Он не спешил разворачивать лист. Перед глазами встал перрон, открытая дверь вагона, черная бездонность тамбура и лучезарная фигура Аглаи с прощально поднятой рукой. И последние слова: «Хлеб в кошелке… там тебе…» И судорожное всхлипывание. И платок батистовый у глаз… Померкло солнце, отдалилась радость…
Ага, хорошо, что вспомнил… Надо обязательно не забыть взять ее фото. И сделать это нужно сейчас. И вдруг увидел: на стенке, где раньше красовалась его актриса в разнообразных позах, только потемневшие пятна на месте фотографий. Все сняла со стенки, не оставила ему ни одной. Он не удивился и не обиделся — знал, как ревностно оберегала она пусть и небольшую, но славу. Искал на столах, заглядывал в опустевшие ящики — нашел даже собственную фотографию в красноармейской одежде, островерхой буденовке, а изображения жены так и не нашел.
Из соображений конспирации швырнул собственное изображение на тлеющие угольки, безразлично проследил, как сворачивалась фотография, как нервно дернулось его же, Андрея, юное лицо, и брезгливо отвернулся: не так ли в какой-то неуловимый миг исчезает и сам человек?
Пройдясь по комнате, успокоился, развернул лист.
«Андре!»
Не Андрей, а Андре. Так она называла его во время первого знакомства. Видимо, упрощенно-грубым показалось Аглае его имя. Сначала он считал, что у нее такая манера не дотягивать последние звуки в слове. Тогда еще не знал, кто она, каких корней. Но уже когда докопался, что была осколком случайно уцелевшего на обновленной земле старого, ненавистного мира, — было поздно. Этот «осколок» глубоко проник в его душу, стал дорогим и незаменимым. К тому времени он был уже сформировавшейся, зрелой, образованной и трезво мыслящей личностью, уже не одними только эмоциями руководствовался, постиг, что самое прекрасное на земле — человек, от какого бы корня он ни отпочковался.
Аглая была так беспомощна, так одинока и несчастна, так стремилась найти свое место в жизни, опереться на чье-либо крепкое и надежное плечо.
«Вот и отцвела наша калина, отпели нам песни свои соловьи».
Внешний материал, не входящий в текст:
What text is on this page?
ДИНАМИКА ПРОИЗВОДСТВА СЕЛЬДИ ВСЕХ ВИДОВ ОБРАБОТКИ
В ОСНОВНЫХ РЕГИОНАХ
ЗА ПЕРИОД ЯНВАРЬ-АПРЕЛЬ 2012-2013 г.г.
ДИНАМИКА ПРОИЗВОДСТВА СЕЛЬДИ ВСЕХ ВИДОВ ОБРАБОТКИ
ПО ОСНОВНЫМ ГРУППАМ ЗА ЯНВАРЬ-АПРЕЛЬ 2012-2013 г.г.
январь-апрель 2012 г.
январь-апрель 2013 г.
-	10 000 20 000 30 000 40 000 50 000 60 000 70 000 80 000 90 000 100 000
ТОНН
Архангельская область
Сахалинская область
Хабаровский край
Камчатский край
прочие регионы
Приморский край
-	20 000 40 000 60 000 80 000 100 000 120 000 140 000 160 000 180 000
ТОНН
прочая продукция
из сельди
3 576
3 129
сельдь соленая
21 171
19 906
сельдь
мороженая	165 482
Всегда, от самого первого знакомства на Крещатике и до горькой разлуки, казалась ему Аглая поэтической натурой. Откуда, из каких душевных глубин добыла она эти слова про калину, про соловьиные песни? Их вынужденная разлука предстала перед ней как что-то страшное, кромешное, и она готова была в своем воображении рисовать самой черной краской картины будущего. Не в состоянии была понять одно: до их женитьбы этот «Андре» прошел такую школу жизни, преодолел такие невзгоды, побывал в таких переделках, что подобное ей и не снилось. Он не рассказывал ей об этом никогда, так как не любил ни вспоминать, ни кичиться прошлым. Поэтому она не знала всех его глубин, недооценивала его жизнеспособности, решила, что, оставаясь в тылу, он заживо ложится в могилу…
«Что бы ни случилось, как бы ни сложилась моя жизнь, но я навеки буду тебе благодарна, буду преклоняться перед твоим мужеством, твоим рыцарским сердцем, твоим бескорыстием…»
Вот они, эти слова! Странные слова… Может быть, кому другому, какому-нибудь настоящему рыцарю они и пришлись бы по вкусу, но ему… Не считал себя ни мужественным, ни бескорыстным или настоящим рыцарем. Это он только казался ей таким, вернее — она хотела его видеть таким.
«Ты, может быть, единственный увидел во мне человека и не из жалости, а из любви и великодушия предоставил возможность быть человеком среди людей…»
— Дура! — добродушно ругнулся. — Нашла о чем…
«Ты, Андре, хорошо знал и видел, что я тебя никогда не любила, но ты никогда не подал виду, никогда даже не упрекнул, не унизил, в твоей душе никогда не откликнулся зов твоих предков, и я за это, сколько могла и как могла, платила тебе видимой верностью. Прости мне этот чисто женский обман, без которого, наверное, не обходилась ни одна женщина и за который нас, слабых дочерей Евы, не надо сурово судить. В этом виноваты не мы, а обстоятельства, уготованные нам суровым бытием».